The girl hissed, “Take it out. Take it—” The Wraetan words got lost in a gruesome gurgle.
“Need a translator in here!”
Kara pushed past Nicola, attacked by a mist of sterilizers as soon as she crossed the threshold. She came to the girl’s side, elbowing out a nearby nurse. She caught a glance at the metal ID tag on the girl’s wrist. It said her name was Issa.
Issa kept yelling even while Nicola and two other medics moved her braids back and worked to stanch the flow of blood from her neck that had already drenched the table. When she started to choke, Nicola plunged two fingers into the ragged hole in her skin while Russev tried to repair the damage with silicone thread. “It updated! They’ll come for me. I have to disable it . . .”
“Who’s coming for you?” Kara asked her in Wraetan. “What update?” She realized her own hands were shaking; she didn’t know how to steady them. Issa pulled her head away, and Nicola cursed as she lost her grip and blood spattered her protective mask.
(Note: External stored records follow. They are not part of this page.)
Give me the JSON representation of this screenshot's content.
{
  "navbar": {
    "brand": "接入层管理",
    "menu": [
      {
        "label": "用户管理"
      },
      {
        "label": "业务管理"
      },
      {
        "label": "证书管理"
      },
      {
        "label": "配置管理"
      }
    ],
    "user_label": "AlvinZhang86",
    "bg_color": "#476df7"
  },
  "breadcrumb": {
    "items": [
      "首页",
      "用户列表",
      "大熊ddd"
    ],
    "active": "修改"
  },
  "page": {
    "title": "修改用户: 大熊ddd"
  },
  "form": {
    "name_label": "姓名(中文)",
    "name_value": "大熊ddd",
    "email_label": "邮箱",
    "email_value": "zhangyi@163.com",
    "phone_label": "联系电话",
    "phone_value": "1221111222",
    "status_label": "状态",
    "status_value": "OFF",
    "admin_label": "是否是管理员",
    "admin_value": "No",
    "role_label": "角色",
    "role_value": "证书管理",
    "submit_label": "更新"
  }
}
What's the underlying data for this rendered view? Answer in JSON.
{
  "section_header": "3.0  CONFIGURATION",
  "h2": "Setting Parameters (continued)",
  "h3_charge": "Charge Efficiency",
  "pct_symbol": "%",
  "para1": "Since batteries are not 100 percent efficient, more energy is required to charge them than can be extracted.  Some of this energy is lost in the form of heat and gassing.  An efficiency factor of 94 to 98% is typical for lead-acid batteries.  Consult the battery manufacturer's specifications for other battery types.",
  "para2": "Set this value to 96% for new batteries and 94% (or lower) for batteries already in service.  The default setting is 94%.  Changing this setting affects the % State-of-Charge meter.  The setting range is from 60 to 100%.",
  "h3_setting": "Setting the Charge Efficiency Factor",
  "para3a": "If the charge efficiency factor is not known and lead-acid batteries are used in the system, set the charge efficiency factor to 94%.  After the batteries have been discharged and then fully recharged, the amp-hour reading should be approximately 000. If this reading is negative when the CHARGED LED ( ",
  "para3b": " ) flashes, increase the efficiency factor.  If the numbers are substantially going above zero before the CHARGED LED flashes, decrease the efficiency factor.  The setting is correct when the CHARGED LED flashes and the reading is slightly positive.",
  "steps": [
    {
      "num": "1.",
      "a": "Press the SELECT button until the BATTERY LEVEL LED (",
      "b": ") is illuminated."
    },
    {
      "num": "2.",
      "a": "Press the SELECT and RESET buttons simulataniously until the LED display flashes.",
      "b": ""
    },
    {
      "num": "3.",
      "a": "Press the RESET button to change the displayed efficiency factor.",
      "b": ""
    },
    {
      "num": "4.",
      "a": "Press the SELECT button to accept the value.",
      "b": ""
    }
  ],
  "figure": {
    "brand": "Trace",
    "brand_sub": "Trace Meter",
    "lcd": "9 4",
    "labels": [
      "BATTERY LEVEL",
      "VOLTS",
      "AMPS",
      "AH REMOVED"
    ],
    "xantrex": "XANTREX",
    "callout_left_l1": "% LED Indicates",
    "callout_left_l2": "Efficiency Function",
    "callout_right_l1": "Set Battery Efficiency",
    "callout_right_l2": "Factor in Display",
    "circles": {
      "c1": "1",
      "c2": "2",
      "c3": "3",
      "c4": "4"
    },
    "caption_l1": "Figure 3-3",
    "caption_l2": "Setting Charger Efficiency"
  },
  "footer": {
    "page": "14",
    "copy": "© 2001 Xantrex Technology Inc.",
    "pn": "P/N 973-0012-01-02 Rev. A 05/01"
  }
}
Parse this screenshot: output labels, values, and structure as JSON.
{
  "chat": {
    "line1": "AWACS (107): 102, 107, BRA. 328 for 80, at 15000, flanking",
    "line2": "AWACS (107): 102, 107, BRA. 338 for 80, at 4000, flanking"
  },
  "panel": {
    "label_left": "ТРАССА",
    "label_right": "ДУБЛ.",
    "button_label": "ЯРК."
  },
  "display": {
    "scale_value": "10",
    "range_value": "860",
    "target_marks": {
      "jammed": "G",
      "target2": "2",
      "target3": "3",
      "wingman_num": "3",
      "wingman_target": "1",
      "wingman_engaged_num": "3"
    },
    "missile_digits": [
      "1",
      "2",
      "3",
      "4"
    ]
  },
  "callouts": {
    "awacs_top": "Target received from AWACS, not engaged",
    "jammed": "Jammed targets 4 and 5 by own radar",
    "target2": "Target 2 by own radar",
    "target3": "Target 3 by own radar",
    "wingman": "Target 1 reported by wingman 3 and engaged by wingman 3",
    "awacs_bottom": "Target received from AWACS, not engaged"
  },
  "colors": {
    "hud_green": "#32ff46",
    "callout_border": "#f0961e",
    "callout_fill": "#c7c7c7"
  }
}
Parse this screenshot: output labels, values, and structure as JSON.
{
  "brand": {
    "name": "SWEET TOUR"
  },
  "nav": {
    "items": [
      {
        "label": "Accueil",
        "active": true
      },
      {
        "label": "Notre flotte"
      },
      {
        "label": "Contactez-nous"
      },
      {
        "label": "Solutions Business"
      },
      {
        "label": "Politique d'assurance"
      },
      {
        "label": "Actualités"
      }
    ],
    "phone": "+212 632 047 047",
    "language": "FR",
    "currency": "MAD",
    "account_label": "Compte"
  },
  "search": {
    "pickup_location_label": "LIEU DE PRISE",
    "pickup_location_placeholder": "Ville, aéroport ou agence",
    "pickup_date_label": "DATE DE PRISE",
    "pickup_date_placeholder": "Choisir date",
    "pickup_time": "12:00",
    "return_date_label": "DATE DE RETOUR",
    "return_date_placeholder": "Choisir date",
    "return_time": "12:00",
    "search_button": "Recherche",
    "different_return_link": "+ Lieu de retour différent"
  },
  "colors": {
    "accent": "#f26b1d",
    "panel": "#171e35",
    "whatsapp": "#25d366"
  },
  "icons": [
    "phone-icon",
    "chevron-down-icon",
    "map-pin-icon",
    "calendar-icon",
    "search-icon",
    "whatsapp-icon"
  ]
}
“We’re going to inject a numbing serum,” Russev said, holding a needle. “And then restart the cube. Tell her if she would just stay still . . .”
“No!” the girl yelled in Wraetan. The word for cube was nearly identical in most languages—a Kalusian loan. She grabbed Kara’s hand, blinking in shock. “Don’t resuscitate it! They’ll track it!”
Kara’s eye started to throb again. She thought of Nero tracking her, tracking all of them. She remembered how he’d framed Aly, and how he’d removed the cubes of all those patients on the zeppelin.
“She’s scared,” Kara translated to Russev. “She doesn’t want you to.”
“We’ll risk infection if we leave it as is. There are antibodies that activate when neural connectivity is operational. She’s lost too much blood already.” Kara looked down and saw it was dripping off the gurney and pooling on the floor. She felt sick. Dizzy. What was it like when Lydia had used the overwriter on her?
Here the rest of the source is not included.